The information processing device according to any one of claims 1 to 6.
An information processing system including a user terminal equipped with a microphone and the information processing device according to any one of claims 1 to 8,
the user terminal transmits the voice data acquired by the microphone to the information processing device;
The acquisition unit of the information processing device acquires the voice data transmitted from the user terminal,
a communication unit of the information processing device that transmits an estimation result estimated by the estimation unit to a user terminal;
The user terminal receives the estimation result transmitted from the information processing device.
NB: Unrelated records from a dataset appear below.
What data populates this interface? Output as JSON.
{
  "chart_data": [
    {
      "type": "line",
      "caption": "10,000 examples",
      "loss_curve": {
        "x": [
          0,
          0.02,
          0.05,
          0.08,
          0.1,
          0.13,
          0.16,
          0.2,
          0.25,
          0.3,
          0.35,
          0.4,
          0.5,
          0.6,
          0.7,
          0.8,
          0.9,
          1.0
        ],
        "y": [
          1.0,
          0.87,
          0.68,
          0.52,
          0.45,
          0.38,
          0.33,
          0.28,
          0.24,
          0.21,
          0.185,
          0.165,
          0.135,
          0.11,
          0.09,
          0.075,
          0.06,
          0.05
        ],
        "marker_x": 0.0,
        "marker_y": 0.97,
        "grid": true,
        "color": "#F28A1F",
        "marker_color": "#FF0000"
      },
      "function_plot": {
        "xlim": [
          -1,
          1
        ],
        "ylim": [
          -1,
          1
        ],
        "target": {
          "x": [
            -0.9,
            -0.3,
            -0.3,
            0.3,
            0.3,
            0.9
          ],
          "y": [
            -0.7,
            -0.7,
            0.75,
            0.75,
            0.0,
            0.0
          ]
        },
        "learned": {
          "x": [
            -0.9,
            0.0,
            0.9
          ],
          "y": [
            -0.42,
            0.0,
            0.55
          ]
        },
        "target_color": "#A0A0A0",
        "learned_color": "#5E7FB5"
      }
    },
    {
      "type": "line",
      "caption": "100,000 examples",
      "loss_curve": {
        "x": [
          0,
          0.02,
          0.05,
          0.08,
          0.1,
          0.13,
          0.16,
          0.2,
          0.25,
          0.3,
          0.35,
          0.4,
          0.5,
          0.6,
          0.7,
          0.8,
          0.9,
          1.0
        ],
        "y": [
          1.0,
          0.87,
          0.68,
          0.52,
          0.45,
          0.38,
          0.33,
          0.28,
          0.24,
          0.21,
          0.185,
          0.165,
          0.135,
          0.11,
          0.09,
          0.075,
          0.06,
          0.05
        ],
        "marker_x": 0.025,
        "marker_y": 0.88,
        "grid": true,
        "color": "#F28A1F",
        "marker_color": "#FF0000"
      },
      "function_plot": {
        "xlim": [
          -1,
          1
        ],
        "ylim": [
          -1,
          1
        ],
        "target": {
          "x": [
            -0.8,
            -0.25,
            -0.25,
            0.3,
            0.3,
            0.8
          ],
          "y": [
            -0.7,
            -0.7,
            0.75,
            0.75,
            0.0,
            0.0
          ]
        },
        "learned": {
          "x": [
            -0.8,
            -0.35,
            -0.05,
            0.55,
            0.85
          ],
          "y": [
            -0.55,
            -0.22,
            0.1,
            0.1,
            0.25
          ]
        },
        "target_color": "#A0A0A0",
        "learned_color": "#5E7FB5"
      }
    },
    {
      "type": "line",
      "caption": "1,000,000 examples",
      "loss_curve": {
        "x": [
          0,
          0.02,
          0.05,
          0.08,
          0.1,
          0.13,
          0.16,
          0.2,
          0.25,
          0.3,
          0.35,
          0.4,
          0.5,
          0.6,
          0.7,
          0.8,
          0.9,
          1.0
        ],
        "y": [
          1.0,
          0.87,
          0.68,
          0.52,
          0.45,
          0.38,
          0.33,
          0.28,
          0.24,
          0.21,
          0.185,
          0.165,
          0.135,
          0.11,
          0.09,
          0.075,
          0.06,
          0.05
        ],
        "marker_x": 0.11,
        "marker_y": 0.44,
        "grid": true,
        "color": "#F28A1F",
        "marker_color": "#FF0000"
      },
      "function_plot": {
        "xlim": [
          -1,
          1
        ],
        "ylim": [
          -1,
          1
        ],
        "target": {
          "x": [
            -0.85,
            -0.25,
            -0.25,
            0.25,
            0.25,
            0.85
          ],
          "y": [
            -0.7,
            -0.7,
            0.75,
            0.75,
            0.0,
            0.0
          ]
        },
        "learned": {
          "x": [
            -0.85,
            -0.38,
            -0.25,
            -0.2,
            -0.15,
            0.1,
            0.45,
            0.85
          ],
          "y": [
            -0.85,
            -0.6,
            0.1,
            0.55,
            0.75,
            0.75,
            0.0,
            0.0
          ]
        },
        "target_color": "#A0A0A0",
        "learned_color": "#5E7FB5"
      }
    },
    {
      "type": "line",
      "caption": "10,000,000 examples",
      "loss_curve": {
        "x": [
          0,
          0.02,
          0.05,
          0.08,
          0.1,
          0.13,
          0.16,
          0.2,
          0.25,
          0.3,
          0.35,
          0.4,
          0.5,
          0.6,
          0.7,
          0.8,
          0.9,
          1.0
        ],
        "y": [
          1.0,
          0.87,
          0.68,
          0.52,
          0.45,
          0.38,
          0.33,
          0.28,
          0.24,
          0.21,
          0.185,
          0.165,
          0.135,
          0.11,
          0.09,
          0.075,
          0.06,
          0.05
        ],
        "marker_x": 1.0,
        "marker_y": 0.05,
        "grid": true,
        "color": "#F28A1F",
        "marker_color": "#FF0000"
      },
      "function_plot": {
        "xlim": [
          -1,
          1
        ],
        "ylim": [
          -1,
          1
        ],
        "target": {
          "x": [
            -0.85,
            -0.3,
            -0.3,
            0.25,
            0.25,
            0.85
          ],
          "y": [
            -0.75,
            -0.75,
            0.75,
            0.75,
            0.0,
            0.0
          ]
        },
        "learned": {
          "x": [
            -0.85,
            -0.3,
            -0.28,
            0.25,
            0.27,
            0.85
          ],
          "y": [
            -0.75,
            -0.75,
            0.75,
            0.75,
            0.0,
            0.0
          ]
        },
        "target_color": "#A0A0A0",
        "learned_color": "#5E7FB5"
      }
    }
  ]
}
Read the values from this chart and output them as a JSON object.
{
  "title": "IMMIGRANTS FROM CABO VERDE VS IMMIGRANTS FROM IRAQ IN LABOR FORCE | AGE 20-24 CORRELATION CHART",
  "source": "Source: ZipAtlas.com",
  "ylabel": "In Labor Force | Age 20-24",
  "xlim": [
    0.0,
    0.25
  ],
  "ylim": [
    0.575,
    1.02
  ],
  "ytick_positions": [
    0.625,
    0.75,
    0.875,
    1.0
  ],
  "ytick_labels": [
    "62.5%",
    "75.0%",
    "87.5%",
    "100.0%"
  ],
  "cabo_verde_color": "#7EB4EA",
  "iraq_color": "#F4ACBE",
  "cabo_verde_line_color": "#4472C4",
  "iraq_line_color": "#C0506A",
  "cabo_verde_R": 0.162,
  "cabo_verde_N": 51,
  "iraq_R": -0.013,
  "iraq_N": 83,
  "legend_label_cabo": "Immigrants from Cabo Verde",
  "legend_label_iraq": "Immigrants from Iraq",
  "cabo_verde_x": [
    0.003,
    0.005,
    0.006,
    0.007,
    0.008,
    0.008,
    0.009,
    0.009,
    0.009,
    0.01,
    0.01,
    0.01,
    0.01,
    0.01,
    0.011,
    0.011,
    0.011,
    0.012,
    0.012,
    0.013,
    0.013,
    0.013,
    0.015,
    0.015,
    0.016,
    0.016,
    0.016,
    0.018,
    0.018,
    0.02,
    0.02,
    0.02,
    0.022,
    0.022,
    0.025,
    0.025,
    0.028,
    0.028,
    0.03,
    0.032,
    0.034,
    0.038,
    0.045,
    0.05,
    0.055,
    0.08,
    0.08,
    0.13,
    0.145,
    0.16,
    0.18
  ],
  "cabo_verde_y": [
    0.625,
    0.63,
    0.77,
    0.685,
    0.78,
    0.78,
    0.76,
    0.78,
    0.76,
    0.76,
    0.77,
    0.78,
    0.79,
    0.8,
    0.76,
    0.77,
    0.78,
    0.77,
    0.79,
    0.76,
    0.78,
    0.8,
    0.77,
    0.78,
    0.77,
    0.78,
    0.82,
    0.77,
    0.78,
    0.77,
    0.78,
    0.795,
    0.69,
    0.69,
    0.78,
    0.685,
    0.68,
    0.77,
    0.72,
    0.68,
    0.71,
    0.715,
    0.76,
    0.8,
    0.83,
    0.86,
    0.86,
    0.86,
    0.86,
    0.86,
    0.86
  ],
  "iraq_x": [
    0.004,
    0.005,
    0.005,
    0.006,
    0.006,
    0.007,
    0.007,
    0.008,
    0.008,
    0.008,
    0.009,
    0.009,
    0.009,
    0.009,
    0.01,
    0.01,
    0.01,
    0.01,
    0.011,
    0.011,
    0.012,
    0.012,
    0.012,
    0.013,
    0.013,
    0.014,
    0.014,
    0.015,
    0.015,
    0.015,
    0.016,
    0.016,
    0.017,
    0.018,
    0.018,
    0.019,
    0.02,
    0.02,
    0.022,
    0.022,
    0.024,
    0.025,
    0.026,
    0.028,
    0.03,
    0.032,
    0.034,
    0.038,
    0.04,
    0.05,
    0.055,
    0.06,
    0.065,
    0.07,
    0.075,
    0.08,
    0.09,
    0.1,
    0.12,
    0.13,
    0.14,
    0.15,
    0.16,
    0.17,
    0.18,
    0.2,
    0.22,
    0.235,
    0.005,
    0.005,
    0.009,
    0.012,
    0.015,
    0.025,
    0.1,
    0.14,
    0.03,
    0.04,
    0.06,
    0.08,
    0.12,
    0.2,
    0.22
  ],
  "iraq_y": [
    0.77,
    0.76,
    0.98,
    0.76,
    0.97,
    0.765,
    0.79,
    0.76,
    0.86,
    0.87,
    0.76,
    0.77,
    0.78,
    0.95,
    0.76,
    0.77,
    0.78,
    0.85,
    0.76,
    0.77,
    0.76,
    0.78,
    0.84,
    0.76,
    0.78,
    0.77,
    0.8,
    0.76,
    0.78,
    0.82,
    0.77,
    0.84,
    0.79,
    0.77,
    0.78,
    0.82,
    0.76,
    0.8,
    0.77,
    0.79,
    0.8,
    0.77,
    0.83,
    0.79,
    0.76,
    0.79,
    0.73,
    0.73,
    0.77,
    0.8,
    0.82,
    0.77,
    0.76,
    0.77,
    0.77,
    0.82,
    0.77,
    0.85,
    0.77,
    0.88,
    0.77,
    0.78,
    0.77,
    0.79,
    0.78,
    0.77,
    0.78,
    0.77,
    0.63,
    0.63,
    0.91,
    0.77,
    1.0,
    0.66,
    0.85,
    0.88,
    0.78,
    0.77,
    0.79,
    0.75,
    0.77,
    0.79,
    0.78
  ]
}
Information processing system.
Acquire voice data, which is time-series data of the voice uttered by the user,
generating pre-processed voice data representing data from the acquired voice data that is a first time or later from a start point of the voice data and a second time or earlier than an end point of the voice data;
applying dynamic time warping to the generated pre-processed audio data to generate processed result data;
Calculating a score representing the degree to which the user has a predetermined disease or symptom based on the generated processing result data;
Based on the calculated score, it is estimated whether the user has a predetermined disease or symptom.
An information processing method for causing a computer to execute processing.
Acquire voice data, which is time-series data of the voice uttered by the user,
generating pre-processed voice data representing data from the acquired voice data that is a first time or later from the start point of the voice data and a second time or earlier than the end point of the voice data;
applying dynamic time warping to the generated pre-processed audio data to generate processed result data;
Calculating a score representing the degree to which the user has a predetermined disease or symptom based on the generated processing result data;
Based on the calculated score, it is estimated whether the user has a predetermined disease or symptom.
An information processing program for causing a computer to execute processing.